Maybe; but it's been ages since I've seen a swiped card transaction go that slow, and the card swipe uses the same card reader hardware, the same network technology, and the same "and so".


As far as I know US banks use the same chip standard as European banks (EMV) and in some countries those transactions are pretty fast (in others less so).

The card swipe doesn't use the same reader hardware as the chip reading (well, it is in the device) and there is more processing going on with more round trips to the bank if using the chip. Likely different parts of the software are used both at the reader and the bank as well.


Does it? I don't recall it being much faster in Ireland or The Netherlands.

They do have the nifty portable readers, though.


>They do have the nifty portable readers, though.

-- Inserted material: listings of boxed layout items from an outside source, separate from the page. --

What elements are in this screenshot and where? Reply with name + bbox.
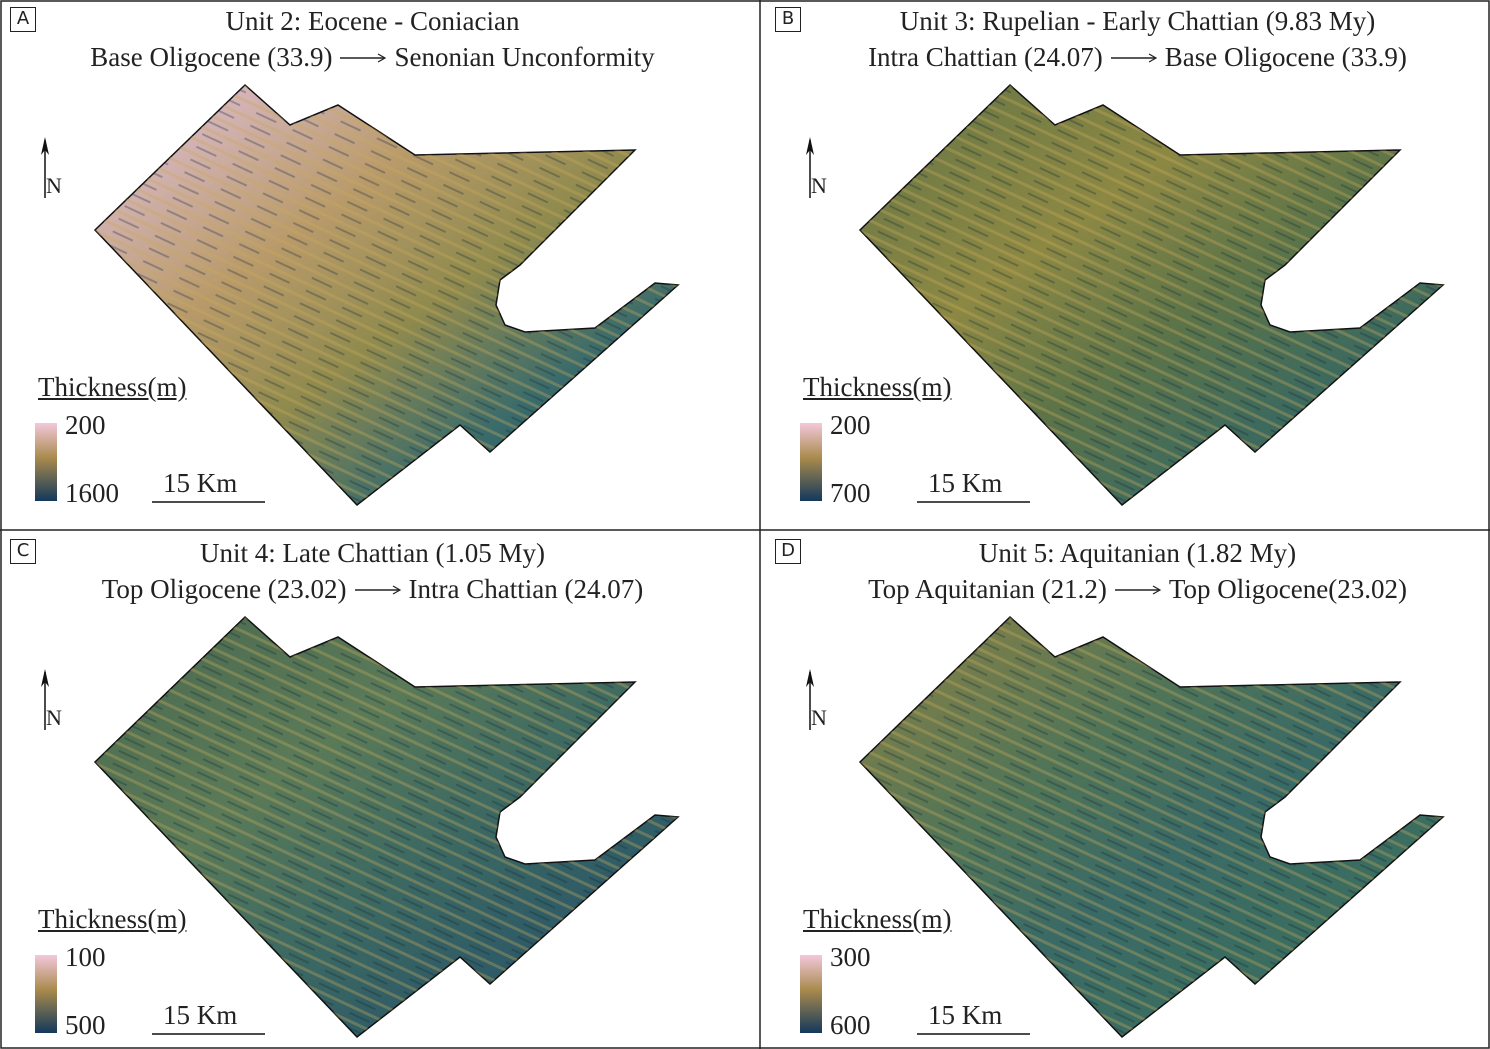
to-horizon: Senonian Unconformity: [394, 42, 654, 73]
panel-title: Unit 4: Late Chattian (1.05 My): [0, 538, 745, 569]
from-horizon: Base Oligocene (33.9): [90, 42, 332, 73]
to-horizon: Top Oligocene(23.02): [1169, 574, 1407, 605]
panel-subtitle: Base Oligocene (33.9) Senonian Unconformi…: [0, 42, 745, 73]
map-texture: [860, 617, 1443, 1037]
scale-label: 15 Km: [928, 1000, 1002, 1031]
figure: AUnit 2: Eocene - ConiacianBase Oligocen…: [0, 0, 1490, 1049]
panel-title: Unit 2: Eocene - Coniacian: [0, 6, 745, 37]
legend-title: Thickness(m): [38, 904, 186, 935]
panel-subtitle: Intra Chattian (24.07) Base Oligocene (33…: [765, 42, 1490, 73]
from-horizon: Intra Chattian (24.07): [868, 42, 1103, 73]
legend-colorbar: [800, 423, 822, 501]
legend-top-value: 200: [830, 410, 871, 441]
map: [765, 532, 1490, 1049]
legend-bottom-value: 700: [830, 478, 871, 509]
legend-bottom-value: 600: [830, 1010, 871, 1041]
legend-colorbar: [35, 423, 57, 501]
legend-bottom-value: 1600: [65, 478, 119, 509]
from-horizon: Top Oligocene (23.02): [102, 574, 347, 605]
map-texture: [95, 85, 678, 505]
legend-top-value: 300: [830, 942, 871, 973]
panel-subtitle: Top Aquitanian (21.2) Top Oligocene(23.02…: [765, 574, 1490, 605]
legend-title: Thickness(m): [803, 904, 951, 935]
legend-title: Thickness(m): [803, 372, 951, 403]
arrow: [355, 584, 401, 596]
legend-top-value: 100: [65, 942, 106, 973]
map: [765, 0, 1490, 517]
legend-colorbar: [35, 955, 57, 1033]
legend-title: Thickness(m): [38, 372, 186, 403]
map-texture: [860, 85, 1443, 505]
scale-label: 15 Km: [163, 468, 237, 499]
legend-colorbar: [800, 955, 822, 1033]
legend-top-value: 200: [65, 410, 106, 441]
scale-label: 15 Km: [928, 468, 1002, 499]
map: [0, 0, 745, 517]
map: [0, 532, 745, 1049]
north-label: N: [46, 173, 62, 199]
north-label: N: [46, 705, 62, 731]
arrow: [1115, 584, 1161, 596]
from-horizon: Top Aquitanian (21.2): [868, 574, 1107, 605]
map-texture: [95, 617, 678, 1037]
to-horizon: Base Oligocene (33.9): [1165, 42, 1407, 73]
north-label: N: [811, 705, 827, 731]
north-label: N: [811, 173, 827, 199]
legend-bottom-value: 500: [65, 1010, 106, 1041]
arrow: [1111, 52, 1157, 64]
panel-title: Unit 3: Rupelian - Early Chattian (9.83 …: [765, 6, 1490, 37]
scale-label: 15 Km: [163, 1000, 237, 1031]
to-horizon: Intra Chattian (24.07): [409, 574, 644, 605]
panel-title: Unit 5: Aquitanian (1.82 My): [765, 538, 1490, 569]
panel-subtitle: Top Oligocene (23.02) Intra Chattian (24.…: [0, 574, 745, 605]
arrow: [340, 52, 386, 64]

Canada has them, too, and they're great at restaurants. Great for tipping since they just hand you the device at that point with common percentage options on screen (or the option to customize it).

The American experience of server collects your card, comes back with two receipts, mental arithmetic to figure out the tip, write it down on the receipt, hand the receipt back, and server types in the tip amount just seems clunky in comparison.

In general, though, I carry cash for tips since I know those probably won't be taxed.


Clunky and also unsafe. So easy for your card to be skimmed this way.

Always amusing to see confused Americans in Canadian restaurants, though.


Maybe. I don't own a US card but heard of such stories.

But I can tell you that my German card is quite slow in Germany (not as slow as US transaction though) but blazingly fast in Sweden, Denmark, or France.